No 718
RG 77/Terre/02
Grosse délivrée à
Me Chansin-Wong
le
Expéditions délivrées
A Mes Antz et
Lamourette et
Mme X...
le
REPUBLIQUE FRANCAISE
COUR D'APPEL DE PAPEETE
Chambre Civile
Audience du 17 Novembre 2005
Mme Catherine TEHEIURA, conseillère à la Cour d'Appel de Papeete, assistée de Mme Maeva TEVERO, greffier ;
En audience publique au Palais de Justice de Papeete ;
A prononcé l'arrêt dont la teneur suit :
Entre :
1- Monsieur Terii Y..., né le 28 juillet 1936 à Papara, de nationalité française, demeurant à Manihi – Tuamotu ;
2 – Monsieur Alfred Y..., né le 22 août 1941 à Papeete, de nationalité française, demeurant à Manihi – Tuamotu ;
3- Monsieur Tefau Alphan Y..., né le 5 novembre 1952 à Takaroa, de nationalité française, demeurant à Manihi – Tuamotu ;
ès qualité d'héritiers de Faura Y..., né le 29 mai 1919 à Manihi, décédé ;
Appelants par requête en date du 12 février 2002, déposée et enregistrée au greffe de la Cour d'Appel de Papeete le 22 du même mois, sous le numéro de rôle 77/CIV/02, d'un jugement no 1360/99/RG du Tribunal Civil de première instance de Papeete – chambre des terres en date du 12 septembre 2001 ;
Représentés par Me CHANSIN-WONG, avocat à Papeete ;
d'une part ;
Et :
1- Monsieur Marama A... B..., né le 30 mars 1931 à Manihi, de nationalité française, demeurant à Manihi – Tuamotu ;
Représenté par Me ANTZ, avocat à Papeete ;
2- Madame C... D... Huri E... a F..., née le 5 décembre 1935 à Manihi, de nationalité française, demeurant à Manihi – Tuamotu ;
3- Monsieur Taipuni E... G... a F..., né le 28 octobre 1938 à Manihi, de nationalité française, demeruant à Manihi – Tuamotu ;
4- Les ayants droit de Teanau HURI G..., née le 23 novembre 1944 à Takapoto, décédée le 15 mars 2003 ;
Les numéros 2 à 4, représentés par Me LAMOURETTE, avocat à Papeete ;
5- Madame Elisabeth X... épouse H..., née le 29 décembre 1949 à Papeete, de nationalité française, horticulteur, demeurant à Mataiea PK 46 côté montagne, ... ;
Non comparante, assignée à sa personne le 11 mars 2002 et non représentée par un avocat ;
d'autre part ;
Après que la cause ait été débattue et plaidée en audience publique du 8 septembre 2005, devant M. GAUSSEN, Président de chambre, président, Mme TEHEIURA, conseillère assesseur et Mme PINET-URIOT, conseillère assesseur, assistés de Mme TEVERO, greffier, le prononcé de l'arrêt ayant été renvoyé à la date de ce jour.

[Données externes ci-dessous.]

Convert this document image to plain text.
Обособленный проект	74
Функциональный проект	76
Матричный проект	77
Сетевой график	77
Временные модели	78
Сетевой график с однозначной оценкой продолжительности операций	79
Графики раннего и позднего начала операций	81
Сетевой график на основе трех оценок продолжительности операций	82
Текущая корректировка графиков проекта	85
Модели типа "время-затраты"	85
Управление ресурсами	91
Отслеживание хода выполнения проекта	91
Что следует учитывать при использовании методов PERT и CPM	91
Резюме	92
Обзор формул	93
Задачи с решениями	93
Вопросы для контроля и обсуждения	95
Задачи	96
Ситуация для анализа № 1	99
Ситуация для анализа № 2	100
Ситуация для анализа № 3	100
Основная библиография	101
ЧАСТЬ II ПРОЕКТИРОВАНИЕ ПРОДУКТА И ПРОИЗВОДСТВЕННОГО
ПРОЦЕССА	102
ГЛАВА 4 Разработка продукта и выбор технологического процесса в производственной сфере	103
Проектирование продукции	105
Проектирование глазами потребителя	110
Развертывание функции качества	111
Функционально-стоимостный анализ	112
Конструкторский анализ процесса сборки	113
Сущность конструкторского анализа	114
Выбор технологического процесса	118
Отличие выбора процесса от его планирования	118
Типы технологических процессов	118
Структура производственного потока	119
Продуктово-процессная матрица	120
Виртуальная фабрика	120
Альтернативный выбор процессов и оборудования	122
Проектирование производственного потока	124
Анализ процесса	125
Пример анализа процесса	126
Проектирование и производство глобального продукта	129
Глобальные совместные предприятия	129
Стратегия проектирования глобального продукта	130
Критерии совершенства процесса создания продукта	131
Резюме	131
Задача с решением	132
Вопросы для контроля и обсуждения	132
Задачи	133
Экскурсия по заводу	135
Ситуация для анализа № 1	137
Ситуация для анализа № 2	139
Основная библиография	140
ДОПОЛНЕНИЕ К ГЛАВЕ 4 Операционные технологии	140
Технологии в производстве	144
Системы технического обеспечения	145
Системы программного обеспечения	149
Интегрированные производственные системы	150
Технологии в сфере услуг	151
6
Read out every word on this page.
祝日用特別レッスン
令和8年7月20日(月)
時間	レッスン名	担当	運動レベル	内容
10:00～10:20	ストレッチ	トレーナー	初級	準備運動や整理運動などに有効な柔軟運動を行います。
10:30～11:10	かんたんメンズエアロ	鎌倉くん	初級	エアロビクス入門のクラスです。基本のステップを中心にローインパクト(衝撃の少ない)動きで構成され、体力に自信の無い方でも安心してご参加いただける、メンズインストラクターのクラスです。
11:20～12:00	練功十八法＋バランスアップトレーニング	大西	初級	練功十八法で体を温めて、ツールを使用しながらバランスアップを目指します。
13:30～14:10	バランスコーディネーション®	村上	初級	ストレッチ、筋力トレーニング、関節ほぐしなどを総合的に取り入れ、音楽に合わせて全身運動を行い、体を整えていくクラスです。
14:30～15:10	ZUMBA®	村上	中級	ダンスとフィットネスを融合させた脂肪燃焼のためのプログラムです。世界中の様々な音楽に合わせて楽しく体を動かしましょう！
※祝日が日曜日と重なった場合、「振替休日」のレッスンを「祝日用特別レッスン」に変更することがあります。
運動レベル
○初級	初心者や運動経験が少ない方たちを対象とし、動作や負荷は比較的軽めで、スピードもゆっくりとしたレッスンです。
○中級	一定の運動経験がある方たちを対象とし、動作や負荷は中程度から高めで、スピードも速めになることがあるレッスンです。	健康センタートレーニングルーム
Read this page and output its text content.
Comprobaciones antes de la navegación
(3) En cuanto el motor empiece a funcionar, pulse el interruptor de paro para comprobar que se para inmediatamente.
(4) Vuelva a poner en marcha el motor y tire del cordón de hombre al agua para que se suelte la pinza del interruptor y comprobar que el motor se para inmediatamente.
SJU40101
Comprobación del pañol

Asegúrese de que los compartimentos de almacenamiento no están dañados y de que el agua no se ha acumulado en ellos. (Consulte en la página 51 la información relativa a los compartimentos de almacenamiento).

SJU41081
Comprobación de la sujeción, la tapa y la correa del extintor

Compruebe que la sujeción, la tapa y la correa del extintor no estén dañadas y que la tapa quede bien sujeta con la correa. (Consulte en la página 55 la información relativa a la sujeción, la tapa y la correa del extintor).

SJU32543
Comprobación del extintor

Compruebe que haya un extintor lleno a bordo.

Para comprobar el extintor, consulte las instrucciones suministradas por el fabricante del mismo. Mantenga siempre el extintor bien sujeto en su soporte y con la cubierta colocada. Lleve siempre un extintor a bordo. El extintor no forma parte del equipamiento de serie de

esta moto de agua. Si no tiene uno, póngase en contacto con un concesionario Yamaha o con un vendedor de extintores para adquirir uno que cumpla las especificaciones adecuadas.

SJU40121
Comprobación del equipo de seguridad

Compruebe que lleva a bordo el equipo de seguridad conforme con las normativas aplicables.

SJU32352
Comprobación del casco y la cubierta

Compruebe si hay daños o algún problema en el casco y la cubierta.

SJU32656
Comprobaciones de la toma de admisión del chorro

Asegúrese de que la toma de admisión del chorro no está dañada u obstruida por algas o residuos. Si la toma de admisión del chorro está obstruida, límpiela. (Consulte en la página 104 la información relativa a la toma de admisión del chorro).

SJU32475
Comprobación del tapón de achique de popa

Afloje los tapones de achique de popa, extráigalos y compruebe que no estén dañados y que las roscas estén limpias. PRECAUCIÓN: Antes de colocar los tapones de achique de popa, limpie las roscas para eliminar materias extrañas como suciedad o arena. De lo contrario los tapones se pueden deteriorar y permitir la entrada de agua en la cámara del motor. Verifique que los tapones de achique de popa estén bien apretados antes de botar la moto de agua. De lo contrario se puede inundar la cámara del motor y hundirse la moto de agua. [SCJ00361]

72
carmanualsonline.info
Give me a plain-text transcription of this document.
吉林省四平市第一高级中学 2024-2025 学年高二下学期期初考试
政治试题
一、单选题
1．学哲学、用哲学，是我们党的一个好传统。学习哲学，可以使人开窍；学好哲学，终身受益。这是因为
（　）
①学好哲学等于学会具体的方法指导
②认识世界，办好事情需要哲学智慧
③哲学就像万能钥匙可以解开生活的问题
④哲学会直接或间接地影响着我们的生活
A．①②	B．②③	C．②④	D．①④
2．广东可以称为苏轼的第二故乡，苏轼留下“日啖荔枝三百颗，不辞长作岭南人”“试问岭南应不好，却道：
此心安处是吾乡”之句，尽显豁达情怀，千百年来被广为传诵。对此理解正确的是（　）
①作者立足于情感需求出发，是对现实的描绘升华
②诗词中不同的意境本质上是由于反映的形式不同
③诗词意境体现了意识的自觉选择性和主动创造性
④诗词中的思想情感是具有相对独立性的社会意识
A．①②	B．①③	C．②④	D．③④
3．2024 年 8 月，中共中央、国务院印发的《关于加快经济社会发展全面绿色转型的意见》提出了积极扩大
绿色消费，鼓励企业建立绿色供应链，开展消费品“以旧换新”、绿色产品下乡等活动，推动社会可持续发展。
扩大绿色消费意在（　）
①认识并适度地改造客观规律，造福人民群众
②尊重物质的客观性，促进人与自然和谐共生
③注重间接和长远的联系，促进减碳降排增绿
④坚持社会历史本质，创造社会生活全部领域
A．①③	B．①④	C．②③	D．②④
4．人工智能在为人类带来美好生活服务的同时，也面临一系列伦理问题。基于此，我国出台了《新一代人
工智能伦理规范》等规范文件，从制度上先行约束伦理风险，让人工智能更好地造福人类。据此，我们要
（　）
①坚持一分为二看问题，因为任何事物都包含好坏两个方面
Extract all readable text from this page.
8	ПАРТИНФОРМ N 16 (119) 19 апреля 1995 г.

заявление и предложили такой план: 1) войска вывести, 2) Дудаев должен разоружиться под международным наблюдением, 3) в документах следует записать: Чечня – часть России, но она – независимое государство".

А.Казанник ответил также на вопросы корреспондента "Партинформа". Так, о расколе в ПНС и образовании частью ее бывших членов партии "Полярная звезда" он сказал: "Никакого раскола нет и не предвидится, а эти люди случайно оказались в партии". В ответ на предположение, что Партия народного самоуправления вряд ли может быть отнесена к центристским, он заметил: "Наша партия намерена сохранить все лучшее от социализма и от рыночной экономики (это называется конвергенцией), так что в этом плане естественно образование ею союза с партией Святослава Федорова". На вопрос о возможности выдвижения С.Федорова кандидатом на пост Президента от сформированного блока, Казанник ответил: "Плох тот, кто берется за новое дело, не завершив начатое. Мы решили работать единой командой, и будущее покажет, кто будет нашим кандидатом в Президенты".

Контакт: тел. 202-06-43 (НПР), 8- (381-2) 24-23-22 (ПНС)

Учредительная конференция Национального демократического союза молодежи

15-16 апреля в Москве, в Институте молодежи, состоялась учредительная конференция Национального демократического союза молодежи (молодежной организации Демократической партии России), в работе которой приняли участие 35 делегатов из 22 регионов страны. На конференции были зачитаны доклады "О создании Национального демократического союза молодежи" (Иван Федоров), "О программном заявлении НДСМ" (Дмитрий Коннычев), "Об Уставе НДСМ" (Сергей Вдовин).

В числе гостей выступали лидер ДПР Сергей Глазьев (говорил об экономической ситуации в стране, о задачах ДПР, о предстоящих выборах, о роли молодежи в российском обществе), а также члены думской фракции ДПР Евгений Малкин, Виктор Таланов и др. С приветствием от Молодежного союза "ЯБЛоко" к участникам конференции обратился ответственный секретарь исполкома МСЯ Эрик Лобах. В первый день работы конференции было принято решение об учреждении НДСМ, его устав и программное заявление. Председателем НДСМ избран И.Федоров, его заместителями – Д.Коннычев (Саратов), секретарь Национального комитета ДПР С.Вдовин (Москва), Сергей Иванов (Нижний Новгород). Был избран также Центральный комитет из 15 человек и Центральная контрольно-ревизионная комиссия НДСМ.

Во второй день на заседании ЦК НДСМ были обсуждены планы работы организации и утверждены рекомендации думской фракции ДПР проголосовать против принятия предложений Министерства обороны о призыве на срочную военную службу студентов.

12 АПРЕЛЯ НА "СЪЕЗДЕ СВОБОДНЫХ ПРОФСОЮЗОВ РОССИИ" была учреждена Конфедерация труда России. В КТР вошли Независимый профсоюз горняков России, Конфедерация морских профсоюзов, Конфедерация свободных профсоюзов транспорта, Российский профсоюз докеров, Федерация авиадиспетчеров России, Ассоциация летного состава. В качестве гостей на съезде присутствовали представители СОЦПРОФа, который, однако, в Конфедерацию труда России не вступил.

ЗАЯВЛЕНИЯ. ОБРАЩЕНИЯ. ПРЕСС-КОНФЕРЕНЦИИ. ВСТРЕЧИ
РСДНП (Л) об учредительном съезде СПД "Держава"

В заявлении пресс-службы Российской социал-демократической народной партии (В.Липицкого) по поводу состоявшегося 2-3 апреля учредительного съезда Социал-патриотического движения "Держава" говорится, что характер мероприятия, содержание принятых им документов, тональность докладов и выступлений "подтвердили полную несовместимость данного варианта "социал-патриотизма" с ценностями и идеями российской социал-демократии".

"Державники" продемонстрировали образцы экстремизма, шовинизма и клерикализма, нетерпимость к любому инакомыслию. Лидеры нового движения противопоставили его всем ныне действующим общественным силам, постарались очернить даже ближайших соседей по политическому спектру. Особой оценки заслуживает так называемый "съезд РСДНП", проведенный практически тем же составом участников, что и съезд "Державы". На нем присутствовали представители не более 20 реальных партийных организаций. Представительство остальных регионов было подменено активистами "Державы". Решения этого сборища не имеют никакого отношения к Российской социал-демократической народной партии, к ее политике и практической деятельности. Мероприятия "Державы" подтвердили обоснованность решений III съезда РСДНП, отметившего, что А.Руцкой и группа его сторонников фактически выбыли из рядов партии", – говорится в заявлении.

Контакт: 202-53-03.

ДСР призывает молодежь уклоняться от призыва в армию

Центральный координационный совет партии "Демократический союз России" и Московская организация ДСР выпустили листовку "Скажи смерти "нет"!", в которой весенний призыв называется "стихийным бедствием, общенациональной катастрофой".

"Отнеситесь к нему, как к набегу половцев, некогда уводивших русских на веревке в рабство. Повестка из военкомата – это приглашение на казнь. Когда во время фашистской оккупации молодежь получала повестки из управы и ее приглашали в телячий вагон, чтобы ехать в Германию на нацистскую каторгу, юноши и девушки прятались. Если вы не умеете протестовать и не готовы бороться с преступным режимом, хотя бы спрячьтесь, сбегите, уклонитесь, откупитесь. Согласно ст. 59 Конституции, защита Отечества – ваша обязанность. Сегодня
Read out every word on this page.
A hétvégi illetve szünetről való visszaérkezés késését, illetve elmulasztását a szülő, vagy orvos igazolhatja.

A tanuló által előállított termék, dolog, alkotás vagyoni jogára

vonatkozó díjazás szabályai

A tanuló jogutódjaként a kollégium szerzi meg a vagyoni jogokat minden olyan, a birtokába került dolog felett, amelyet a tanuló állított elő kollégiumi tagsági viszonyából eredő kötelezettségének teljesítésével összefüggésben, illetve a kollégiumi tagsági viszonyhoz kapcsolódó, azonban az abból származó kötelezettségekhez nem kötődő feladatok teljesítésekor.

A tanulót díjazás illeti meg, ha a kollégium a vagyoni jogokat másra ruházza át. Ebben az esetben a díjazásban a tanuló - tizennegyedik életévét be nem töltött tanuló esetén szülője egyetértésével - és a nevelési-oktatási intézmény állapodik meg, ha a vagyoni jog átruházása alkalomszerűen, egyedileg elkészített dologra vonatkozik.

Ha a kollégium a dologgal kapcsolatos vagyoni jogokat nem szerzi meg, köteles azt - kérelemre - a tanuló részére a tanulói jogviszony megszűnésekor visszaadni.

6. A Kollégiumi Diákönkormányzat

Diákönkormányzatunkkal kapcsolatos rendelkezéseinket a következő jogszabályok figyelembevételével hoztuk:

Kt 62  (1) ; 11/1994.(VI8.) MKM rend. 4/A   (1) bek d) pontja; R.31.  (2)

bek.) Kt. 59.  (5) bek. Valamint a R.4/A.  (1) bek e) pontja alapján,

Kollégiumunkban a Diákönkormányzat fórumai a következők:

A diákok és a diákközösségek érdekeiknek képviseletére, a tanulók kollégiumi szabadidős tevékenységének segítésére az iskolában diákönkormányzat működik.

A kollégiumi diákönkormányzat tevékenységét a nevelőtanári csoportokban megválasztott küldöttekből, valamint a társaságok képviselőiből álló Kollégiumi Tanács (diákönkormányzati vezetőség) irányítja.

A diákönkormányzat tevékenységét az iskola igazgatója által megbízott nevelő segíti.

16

Après en avoir délibéré conformément à la loi ;
A R R E T,
Le litige concerne la terre MARINO 1 située à Manihi, d'une superficie de 86 a 58 ca, cadastrée sous le no 50 de la section H2 et revendiquée par I... a TUIHANI.
Par jugement rendu le 12 septembre 2001, le tribunal de première instance de Papeete a rejeté la demande d'expulsion de cette terre formée par les consorts Y... à l'encontre des consorts F... et B....
Par requête enregistrée au greffe le 22 février 2002, Terii Y..., Alfred Y... et Tefau Y..., agissant en qualité d'héritiers de FAURA Y... ont relevé appel de cette décision afin d'en obtenir l'infirmation.
Ils demandent à la Cour de constater qu'ils sont les héritiers de I... MOEAVA-TUIHANI ; d'interdire aux consorts J... de troubler leur droit sur la terre MARINO 1 et de leur allouer la somme de 220 000 FCP, au titre des frais irrépétibles.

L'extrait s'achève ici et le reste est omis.